Background: Discharge planning is a major component of stroke care. Early prediction of hospital disposition may increase efficient delivery of health care by initiating appropriate discharge planning and shortening length of stay (LOS). Purpose: To identify admission factors that are associated with longer LOS and discharge to non-home setting. Methods: In this retrospective analysis of Get With The Guidelines-Stroke data from five stroke centers of the Mount Sinai Health System in New York City from 1/1/2010 to 12/31/2015, chi-square and logistic regression analyses were used to test for admission factors associated with discharge to non-home setting.

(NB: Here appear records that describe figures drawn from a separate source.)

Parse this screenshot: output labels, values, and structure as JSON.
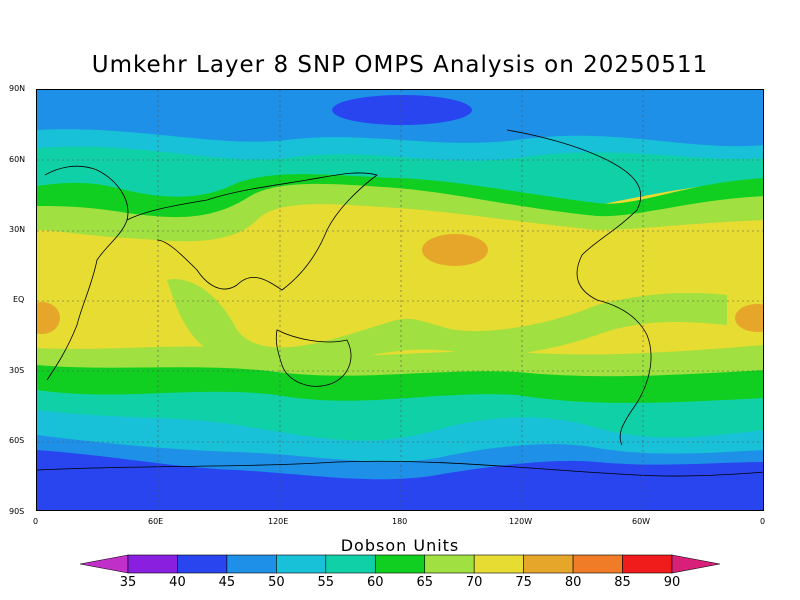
{
  "title": "Umkehr Layer 8 SNP OMPS Analysis on 20250511",
  "colorbar": {
    "title": "Dobson Units",
    "levels": [
      "35",
      "40",
      "45",
      "50",
      "55",
      "60",
      "65",
      "70",
      "75",
      "80",
      "85",
      "90"
    ],
    "colors": [
      "#c030c8",
      "#8a1fe0",
      "#2845f0",
      "#1e90e8",
      "#18c0d8",
      "#10d0a8",
      "#10cf20",
      "#a0e040",
      "#e6dc32",
      "#e6a62a",
      "#f07c28",
      "#f01c1c",
      "#d8207a"
    ]
  },
  "axes": {
    "lat_labels": [
      "90N",
      "60N",
      "30N",
      "EQ",
      "30S",
      "60S",
      "90S"
    ],
    "lon_labels": [
      "0",
      "60E",
      "120E",
      "180",
      "120W",
      "60W",
      "0"
    ]
  },
  "map": {
    "projection": "equirectangular",
    "lon_range": [
      0,
      360
    ],
    "lat_range": [
      -90,
      90
    ],
    "variable": "ozone",
    "units": "Dobson Units"
  }
}
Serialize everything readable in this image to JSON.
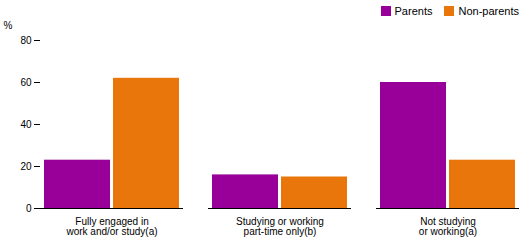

Linear regression was used to test for factors associated with LOS. Admission NIH Stroke Scale Score (NIHSS) was analyzed as a continuous variable; other covariates included demographics, medical risk factors, and weekend admission. Results: Among 7829 patients, mean age was 70.6 years (SD 14.8); 47.5% were male; 36.8% were non-Hispanic white, 28.1% non-Hispanic black, 10.9% Hispanic; 75.9% had hypertension, 35.6% diabetes, 37.4% dyslipidemia, 22.5% coronary artery disease, 16.6% atrial fibrillation, and 24.8% prior stroke. Factors independently associated with reduced odds of discharge home were higher admission NIHSS, per point increase (OR 0.83; 95% CI 0.82-0.85), age (OR 0.97 per year; 0.97-0.98), non-Hispanic black race (OR 0.74; 0.64-0.86), and diabetes (OR 0.75; 0.66-0.85). Factors associated with longer LOS were higher admission NIHSS (0.32 day longer LOS per point increase, 95% CI 0.29-0.35; p<0.0001), non-Hispanic black (1.43, 0.93-1.93; p<0.0001), Hispanic (1.06, 0.39-1.73; p<0.0001), and atrial fibrillation (0.55, .004-1.09; p=0.048) but not age (p=0.26) or diabetes (p=0.15). Conclusions: Several admission factors (NIHSS, age, race-ethnicity, and diabetes) were associated with discharge to non-home setting. Early identification of these patients may help initiate proper discharge planning. Hispanic ethnicity and atrial fibrillation, but not age or diabetes, were associated with longer LOS. Future research is required into why Hispanic patients, compared to non-Hispanic whites, have longer LOS despite similar discharge to home rates.